Bu konudaki en büyük efsane ise işyerinde birbirini çekemeyen kadın figürüdür. Özellikle de kadın çalışanlara mobbing uygulayan kadın patron.

Bu konuda Kuzey Amerika’daki bir araştırma merkezi, İş yerinde Zorbalık Enstitüsü (Workplace Bullying Institute) <kraliçe arı sendromu> gibi zırva teorileri haksız çıkaran bir araştırma yayımladı. İş yerinde çalışanlarına zorbalık yapan yöneticilerin %69’u erkek %31’i ise kadınlardan oluşuyor. İş yerindeki cinsiyetçi davranışların %50’si yalnızca erkeklerden, %33’ü kadın ve erkeklerden, sadece %2’si ise yalnızca kadınlardan kaynaklanıyor. Yine Catalyst isimli Kuzey Amerika kökenli bir STK’nın 2012 yılında yaptığı araştırmaya göre kariyerinde tırmanırken yardım alan kadınların %65’i gençlerin yükselmesine yardımcı olurken, bu oran aynı durumdaki erkeklerde %56’da kalıyor. Aynı araştırmaya göre, kadınların 4’te 3’ünden fazlası, diğer kadınların kariyerinde yükselişini aktif olarak destekliyor.

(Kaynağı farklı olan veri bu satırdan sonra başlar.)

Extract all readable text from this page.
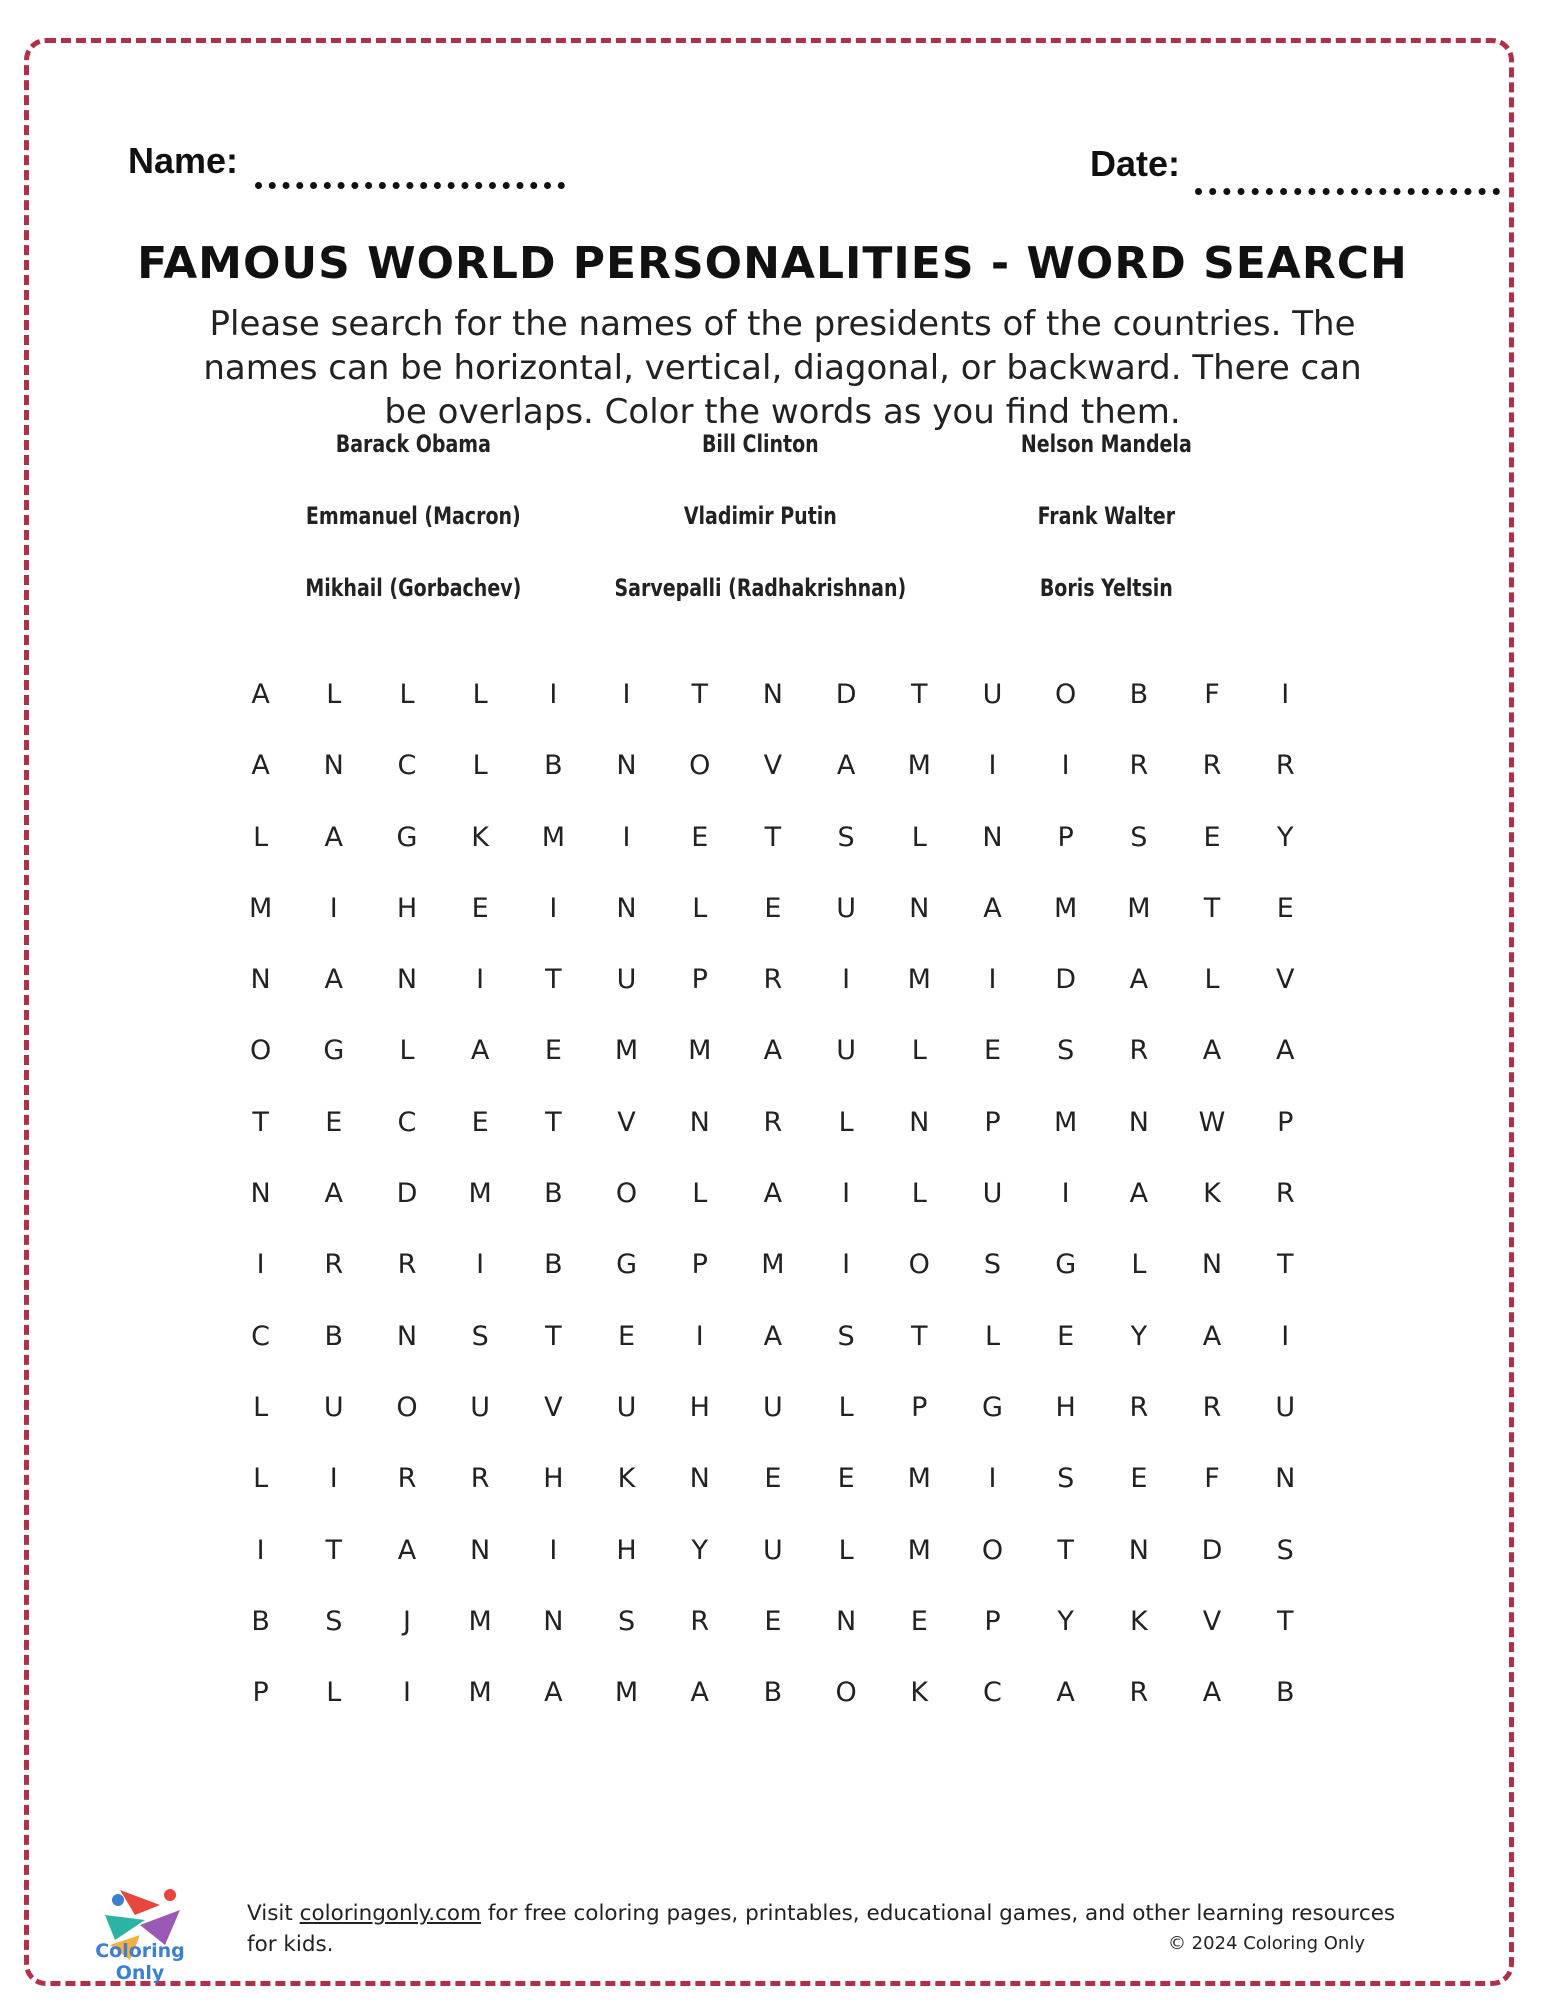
Name:	Date:
FAMOUS WORLD PERSONALITIES - WORD SEARCH
Please search for the names of the presidents of the countries. The names can be horizontal, vertical, diagonal, or backward. There can be overlaps. Color the words as you find them.
Barack Obama	Bill Clinton	Nelson Mandela
Emmanuel (Macron)	Vladimir Putin	Frank Walter
Mikhail (Gorbachev)	Sarvepalli (Radhakrishnan)	Boris Yeltsin
A	L	L	L	I	I	T	N	D	T	U	O	B	F	I
A	N	C	L	B	N	O	V	A	M	I	I	R	R	R
L	A	G	K	M	I	E	T	S	L	N	P	S	E	Y
M	I	H	E	I	N	L	E	U	N	A	M	M	T	E
N	A	N	I	T	U	P	R	I	M	I	D	A	L	V
O	G	L	A	E	M	M	A	U	L	E	S	R	A	A
T	E	C	E	T	V	N	R	L	N	P	M	N	W	P
N	A	D	M	B	O	L	A	I	L	U	I	A	K	R
I	R	R	I	B	G	P	M	I	O	S	G	L	N	T
C	B	N	S	T	E	I	A	S	T	L	E	Y	A	I
L	U	O	U	V	U	H	U	L	P	G	H	R	R	U
L	I	R	R	H	K	N	E	E	M	I	S	E	F	N
I	T	A	N	I	H	Y	U	L	M	O	T	N	D	S
B	S	J	M	N	S	R	E	N	E	P	Y	K	V	T
P	L	I	M	A	M	A	B	O	K	C	A	R	A	B
Coloring Only
Visit coloringonly.com for free coloring pages, printables, educational games, and other learning resources for kids.	© 2024 Coloring Only
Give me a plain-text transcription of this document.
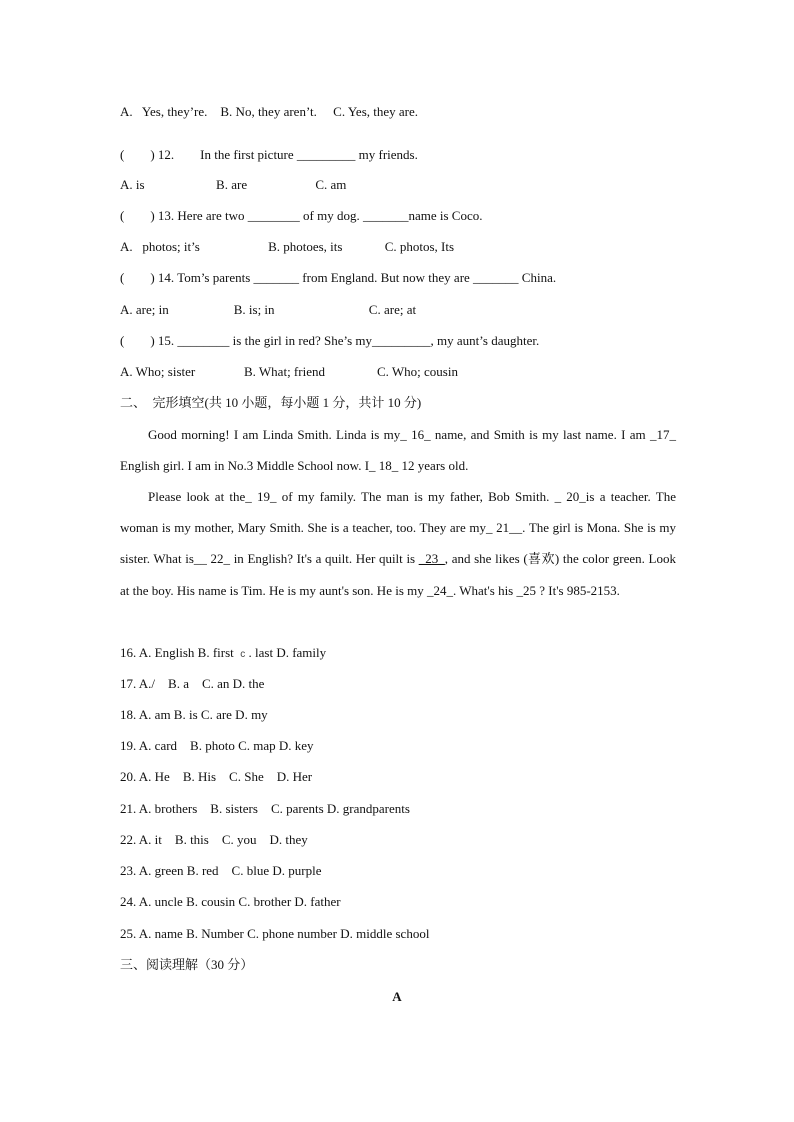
A.   Yes, they’re.    B. No, they aren’t.     C. Yes, they are.
(        ) 12.        In the first picture _________ my friends.
A. is                      B. are                     C. am
(        ) 13. Here are two ________ of my dog. _______name is Coco.
A.   photos; it’s                     B. photoes, its             C. photos, Its
(        ) 14. Tom’s parents _______ from England. But now they are _______ China.
A. are; in                    B. is; in                             C. are; at
(        ) 15. ________ is the girl in red? She’s my_________, my aunt’s daughter.
A. Who; sister               B. What; friend                C. Who; cousin
二、  完形填空(共 10 小题，每小题 1 分，共计 10 分)
Good morning! I am Linda Smith. Linda is my_ 16_ name, and Smith is my last name. I am _17_ English girl. I am in No.3 Middle School now. I_ 18_ 12 years old.
Please look at the_ 19_ of my family. The man is my father, Bob Smith. _ 20_is a teacher. The woman is my mother, Mary Smith. She is a teacher, too. They are my_ 21__. The girl is Mona. She is my sister. What is__ 22_ in English? It's a quilt. Her quilt is _23_, and she likes (喜欢) the color green. Look at the boy. His name is Tim. He is my aunt's son. He is my _24_. What's his _25 ? It's 985-2153.
16. A. English B. first  c . last D. family
17. A./    B. a    C. an D. the
18. A. am B. is C. are D. my
19. A. card    B. photo C. map D. key
20. A. He    B. His    C. She    D. Her
21. A. brothers    B. sisters    C. parents D. grandparents
22. A. it    B. this    C. you    D. they
23. A. green B. red    C. blue D. purple
24. A. uncle B. cousin C. brother D. father
25. A. name B. Number C. phone number D. middle school
三、阅读理解（30 分）
A
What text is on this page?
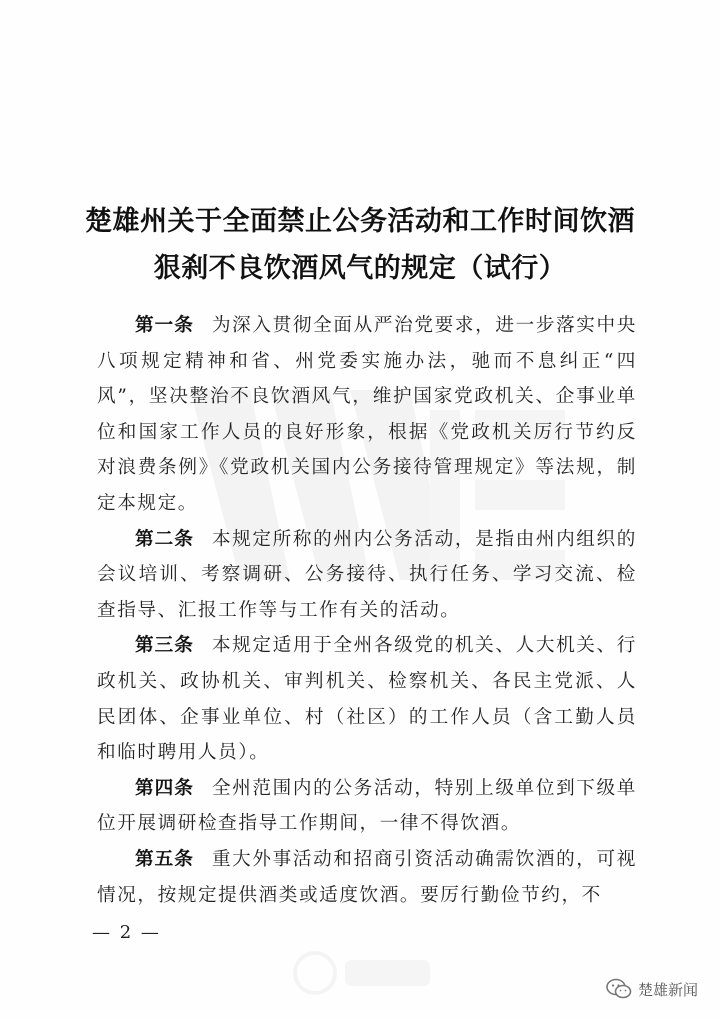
楚雄州关于全面禁止公务活动和工作时间饮酒
狠刹不良饮酒风气的规定（试行）

第一条 为深入贯彻全面从严治党要求，进一步落实中央八项规定精神和省、州党委实施办法，驰而不息纠正“四风”，坚决整治不良饮酒风气，维护国家党政机关、企事业单位和国家工作人员的良好形象，根据《党政机关厉行节约反对浪费条例》《党政机关国内公务接待管理规定》等法规，制定本规定。

第二条 本规定所称的州内公务活动，是指由州内组织的会议培训、考察调研、公务接待、执行任务、学习交流、检查指导、汇报工作等与工作有关的活动。

第三条 本规定适用于全州各级党的机关、人大机关、行政机关、政协机关、审判机关、检察机关、各民主党派、人民团体、企事业单位、村（社区）的工作人员（含工勤人员和临时聘用人员）。

第四条 全州范围内的公务活动，特别上级单位到下级单位开展调研检查指导工作期间，一律不得饮酒。

第五条 重大外事活动和招商引资活动确需饮酒的，可视情况，按规定提供酒类或适度饮酒。要厉行勤俭节约，不

— 2 —
楚雄新闻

Ataerkinin en büyük korkusu kadın dayanışmasıdır. Kadın, eline moda dergilerindeki rol model tutuşturularak dünyaya baktığı evinin penceresinin önünden er geç kalkacak, sokağa çıkarak başka kadınlarla el ele tutuşacaktır.

Ataerkil düzende kadın, erkek onayı üzerinden var olur. Erkek, bir nevi jüridir ve kadını başka kadınlarla kıyaslama üzerinden sürekli sınava tabi tutar. Bazı durumlarda kadınların yanılgıya kapılıp başka kadınları eleştirir hale gelmesi bu düzende var olma çabası içinde fark edilmeden düşülen bir hatadan ibarettir. Suç kadınlarda değil, onlara tek başlarına hayatta kalma şansı tanımayan sosyal zorbalıktadır.

Kadına düşman kadın efsanesi çok küçük bir azınlığın gerçeğini temsil ediyor. Kıskançlık ve başkalarının, özellikle de kadınların üzerine basarak yükselme güdüsü istatistiksel verilere göre daha çok erkeklerde görülen insani bir zaaftır.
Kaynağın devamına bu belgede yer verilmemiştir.